Filed under: Uncategorized — Chas @ 11:00 pm

Pitt is ranked. I’m still mildly surprised. It’s like I’m waiting for someone to tell me that it was a mistake. Pitt made it to #21 in the ESPN/USA Today Coaches poll and leaped all the way to #19 in the AP Writers poll. Kind of stranger is that WVU remained in the coaches poll at #24, but dropped out of the writers poll. Then BC dropped out of the coaches poll but remained in the writers poll at #23. In a way, it kind of makes sense.

While most are focusing on the “undeservedness” of the Big East with a BCS bid — whatever — most are ignoring (or perhaps waiting to write about it until later) that Coach Walt Harris is on the verge of being this year’s Tommy Tuberville. Well, most:

Can you fire a coach who takes your team to the BCS? While Steel City columnists spent much of the season writing Walt Harris obituaries, the eighth-year coach was quietly leading a remarkable in-season turnaround that, barring a loss next week to South Florida, will culminate in a Fiesta Bowl berth for the Panthers. Granted, it’s a joke that any team from this year’s Big East will be playing in one of the four major bowl games, but that doesn’t diminish the importance of Pittsburgh’s 16-13 Thanksgiving night win over rival West Virginia.

The Mountaineers came into the season as the overwhelming conference favorite, but the Panthers’ come-from-behind win, combined with Boston College’s loss to Syracuse, leaves Harris’ team at the top of the heap. They beat the Eagles in overtime earlier in the season and, despite losing to Nebraska, Connecticut and Syracuse, should wind up the highest-ranked team among the four tied for first. The key to Pittsburgh’s improvement has been the play of QB Tyler Palko, who was brilliant in the Panthers’ Nov. 13 win at Notre Dame. Palko struggled much of the night against West Virginia, but he led a 14-play, 73-yard fourth-quarter drive, culminating in a 2-yard touchdown run, to give Pittsburgh the lead.

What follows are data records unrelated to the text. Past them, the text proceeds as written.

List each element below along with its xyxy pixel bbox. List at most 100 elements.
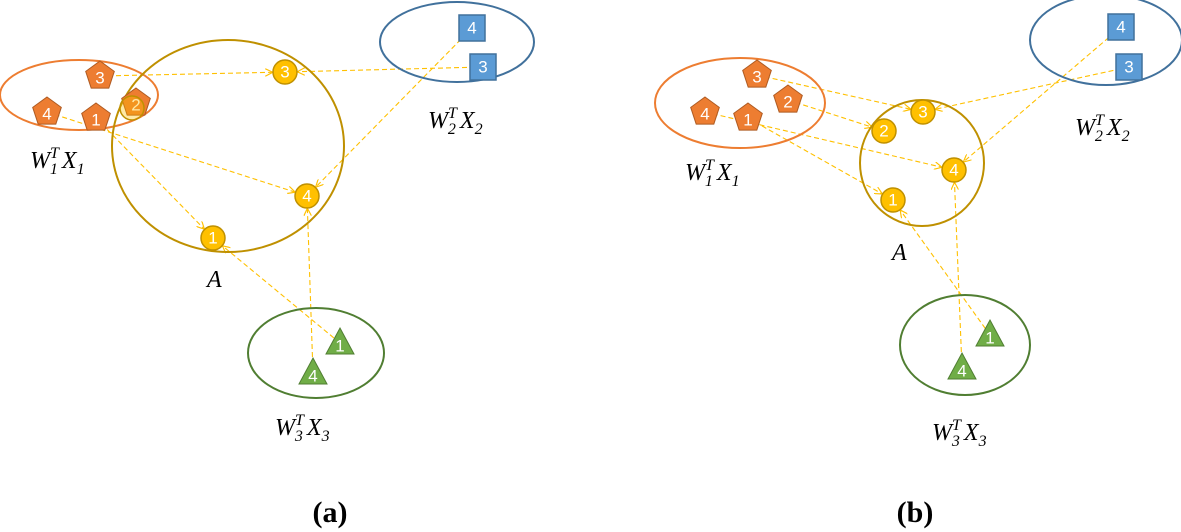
shared-node-circle [294,183,320,209]
view1-label-part: 1 [732,173,740,190]
view2-label-part: W [1075,115,1097,141]
view2-label-part: T [448,105,458,122]
view1-pentagon [81,102,111,131]
shared-node-label: 3 [918,103,927,122]
shared-space-label: A [205,267,222,293]
view3-node-label: 4 [957,362,966,381]
view3-triangle [298,356,328,385]
view1-label-part: 1 [705,173,713,190]
mapping-arrow [747,117,882,194]
view2-node-label: 3 [1124,58,1133,77]
view2-node-label: 3 [478,58,487,77]
view1-node-label: 3 [752,68,761,87]
shared-node-label: 1 [208,229,217,248]
view2-square [469,53,497,81]
shared-node-circle [910,99,936,125]
view2-label-part: X [459,108,476,134]
mapping-arrow [95,117,204,229]
view1-label: WT 1 X1 [685,157,740,190]
view3-label-part: X [306,415,323,441]
view1-ellipse [0,59,159,131]
view2-ellipse [379,1,535,83]
mapping-arrow [787,99,872,127]
view3-label-part: T [295,412,305,429]
panel-caption: (b) [897,496,934,529]
view1-pentagon [742,59,772,88]
shared-node-circle [941,157,967,183]
view3-label-part: W [932,420,954,446]
view1-label-part: 1 [77,161,85,178]
view2-label-part: 2 [448,121,456,138]
shared-node-circle [880,187,906,213]
view1-pentagon [85,60,115,89]
view3-label-part: X [963,420,980,446]
shared-node-label: 3 [280,63,289,82]
shared-node-label: 1 [888,191,897,210]
view3-node-label: 1 [985,329,994,348]
view3-triangle [947,351,977,380]
view3-label-part: 3 [978,433,987,450]
view3-label-part: 3 [951,433,960,450]
view2-label-part: W [428,108,450,134]
view1-node-label: 4 [700,105,709,124]
shared-node-circle [200,225,226,251]
view2-label-part: T [1095,112,1105,129]
shared-space-circle [111,39,345,253]
view2-node-label: 4 [1116,18,1125,37]
view1-pentagon [121,87,151,116]
shared-node-circle [119,95,145,121]
view2-square [1107,13,1135,41]
view1-node-label: 4 [42,105,51,124]
view2-label: WT 2 X2 [1075,112,1130,145]
view1-pentagon [773,84,803,113]
view3-label-part: T [952,417,962,434]
view3-label-part: 3 [321,428,330,445]
view2-square [1115,53,1143,81]
view1-node-label: 2 [783,93,792,112]
view1-label-part: X [61,148,78,174]
view3-label-part: W [275,415,297,441]
mapping-arrow [901,211,991,336]
view3-label-part: 3 [294,428,303,445]
view2-ellipse [1029,0,1181,86]
view1-node-label: 2 [131,96,140,115]
shared-node-label: 4 [302,187,311,206]
mapping-arrow [936,66,1130,109]
shared-node-circle [272,59,298,85]
view3-ellipse [247,307,385,399]
view1-label: WT 1 X1 [30,145,85,178]
view1-label-part: T [705,157,715,174]
view2-label-part: 2 [1095,128,1103,145]
view2-node-label: 4 [467,19,476,38]
mapping-arrow [223,246,341,344]
view2-label: WT 2 X2 [428,105,483,138]
view1-label-part: X [716,160,733,186]
view2-label-part: 2 [1122,128,1130,145]
shared-space-label: A [890,240,907,266]
shared-node-circle [871,118,897,144]
view1-label-part: T [50,145,60,162]
view1-pentagon [690,96,720,125]
view3-ellipse [899,294,1031,396]
view1-label-part: 1 [50,161,58,178]
view1-node-label: 1 [743,111,752,130]
view1-node-label: 1 [91,111,100,130]
view1-ellipse [654,57,826,149]
view1-pentagon [733,102,763,131]
view3-label: WT 3 X3 [275,412,330,445]
panel-caption: (a) [313,496,348,529]
view3-label: WT 3 X3 [932,417,987,450]
mapping-arrow [99,72,272,77]
mapping-arrow [756,74,910,109]
view2-label-part: 2 [475,121,483,138]
mapping-arrow [298,66,484,72]
mapping-arrow [964,26,1122,162]
view3-triangle [975,318,1005,347]
mapping-arrow [46,111,295,192]
view3-node-label: 4 [308,367,317,386]
view2-label-part: X [1106,115,1123,141]
mapping-arrow [307,209,314,374]
view3-node-label: 1 [335,337,344,356]
view2-square [458,14,486,42]
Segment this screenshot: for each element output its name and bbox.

Palko’s emergence gives Panthers fans no shortage of reasons to be optimistic about the program’s future. Now, will AD Jeff Long feel the same way?

I am starting to think that a lot of the vitriol towards the Big East is based on all the writers who picked WVU as the sleeper pick to be considered for the national championship. Or at least not to look so bad.

Anyways, before we can punch Pitt’s ticket to Tempe or New Orleans, there is still unfinished business in Tampa. While the game may no longer garner hyperbole from the local Tampa press of the game being, “Arguably the biggest home game in school history between future Big East rivals.” It will still be important to them. The gear they had on sale earlier is still available.

Pitt wins this game and the debate over Harris should be over. The debate over Pitt in the BCS would be over. Pitt not only has the opportunity to make its statement, but it can close off a lot of meaningless discussions.